Pity City for CEOs

Andi Owen, CEO of MillerKnoll, which makes high-end furniture under the brands Herman Miller, Knoll, and Design Within Reach, was trying to explain over Zoom why her employees should  focus on landing a big deal rather than mourning the fact that their bonuses had been taken away.

I had an old boss who said to me one time, you can visit Pity City, but you can’t live there, so people, leave Pity City. Let’s get it done.

Get the damn 26 million. Spend your time and your effort thinking about the 26 million we need, and not thinking about what are you gonna do if you don’t get a bonus. All right.

Let’s get it done. Thank you. Have a great day.

Owen, whose bonus last year was $4 million, later apologized, but the clip quickly went viral. 

In an article in today’s Wall Street Journal, authors Vanessa Fuhrmans and Joseph Pisani portray Owen’s video message as yet another example of the challenges CEOs face in today’s hybrid marketplace.

Although a strong case can be made that Owen is uniquely tone deaf, many chief executives find the pressure of Zoom to be hard to bear, according to Peter Rahbar, a New York-based lawyer who specializes in employment matters.

“You’re always on, there’s no time off, and you have to assume that you could be recorded,” he told the Journal.  

In order to combat potentially damaging leaks, last month, Zoom introduced a new feature that allows an account owner or administrator to watermark a video with a viewer’s email address.

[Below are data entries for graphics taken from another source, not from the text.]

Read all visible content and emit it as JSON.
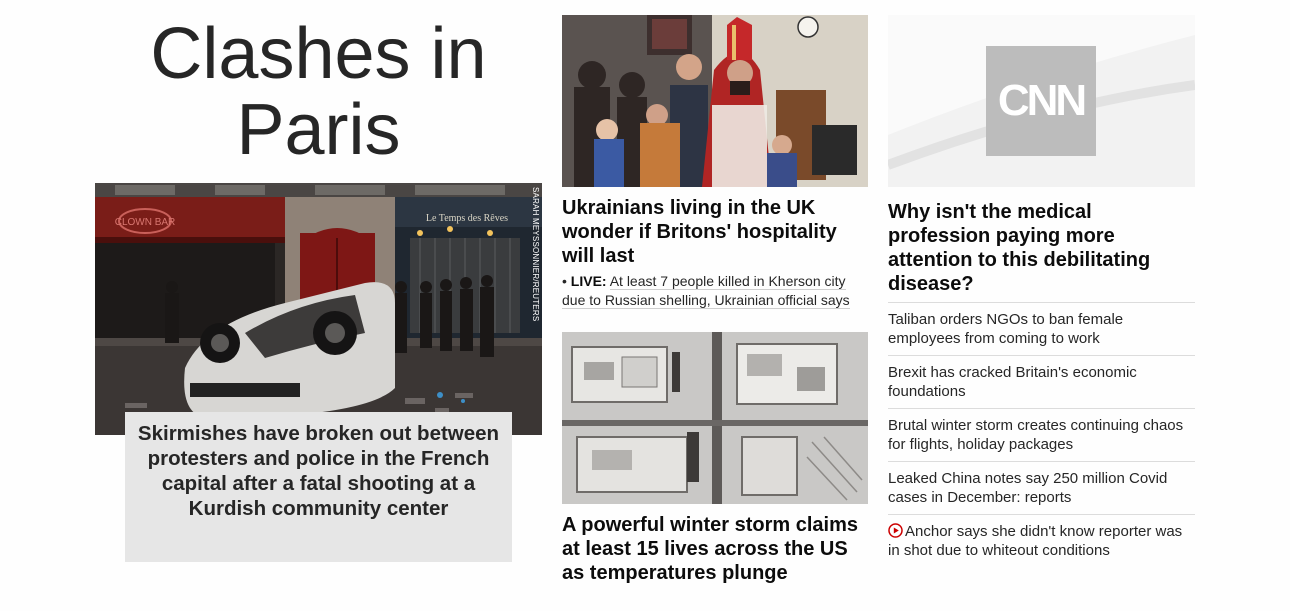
{
  "lead": {
    "headline_line1": "Clashes in",
    "headline_line2": "Paris",
    "photo_credit": "SARAH MEYSSONNIER/REUTERS",
    "photo_storefront_sign": "Le Temps des Rêves",
    "photo_clown_bar_sign": "CLOWN BAR",
    "caption": "Skirmishes have broken out between protesters and police in the French capital after a fatal shooting at a Kurdish community center"
  },
  "stories": [
    {
      "title": "Ukrainians living in the UK wonder if Britons' hospitality will last",
      "live_label": "LIVE:",
      "live_text": "At least 7 people killed in Kherson city due to Russian shelling, Ukrainian official says"
    },
    {
      "title": "A powerful winter storm claims at least 15 lives across the US as temperatures plunge"
    },
    {
      "title": "Why isn't the medical profession paying more attention to this debilitating disease?",
      "logo_text": "CNN"
    }
  ],
  "headlines": [
    {
      "text": "Taliban orders NGOs to ban female employees from coming to work",
      "icon": ""
    },
    {
      "text": "Brexit has cracked Britain's economic foundations",
      "icon": ""
    },
    {
      "text": "Brutal winter storm creates continuing chaos for flights, holiday packages",
      "icon": ""
    },
    {
      "text": "Leaked China notes say 250 million Covid cases in December: reports",
      "icon": ""
    },
    {
      "text": "Anchor says she didn't know reporter was in shot due to whiteout conditions",
      "icon": "play-icon"
    }
  ],
  "colors": {
    "accent_red": "#cc0000",
    "caption_bg": "#e6e6e6",
    "text_dark": "#0c0c0c",
    "divider": "#dcdcdc"
  }
}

Employees at Better.com said they noticed email watermarks on their corporate Zoom calls, but a spokesperson for the company denied that it did this in order to stop viral videos.

(Better.com’s CEO had his moment in the sun in 2021, when he callously fired 900 employees on a video call.)

Regardless of whether you are broadcasting a message to employees over Zoom or talking to them one on one, there is probably never a good time to tell someone who works for you that it is unfair of them to take care of their children while they are supposed to be working, as James Clarke, CEO of Clearlink, a Utah marketing firm, did this week. 

As Bill McGowan, founder and CEO of Clarity Media Group, a communications coach, explained to the Journal, “These are real human beings you need to connect with.”

Still, that seems to be a very hard – and expensive – lesson for many CEOs to learn.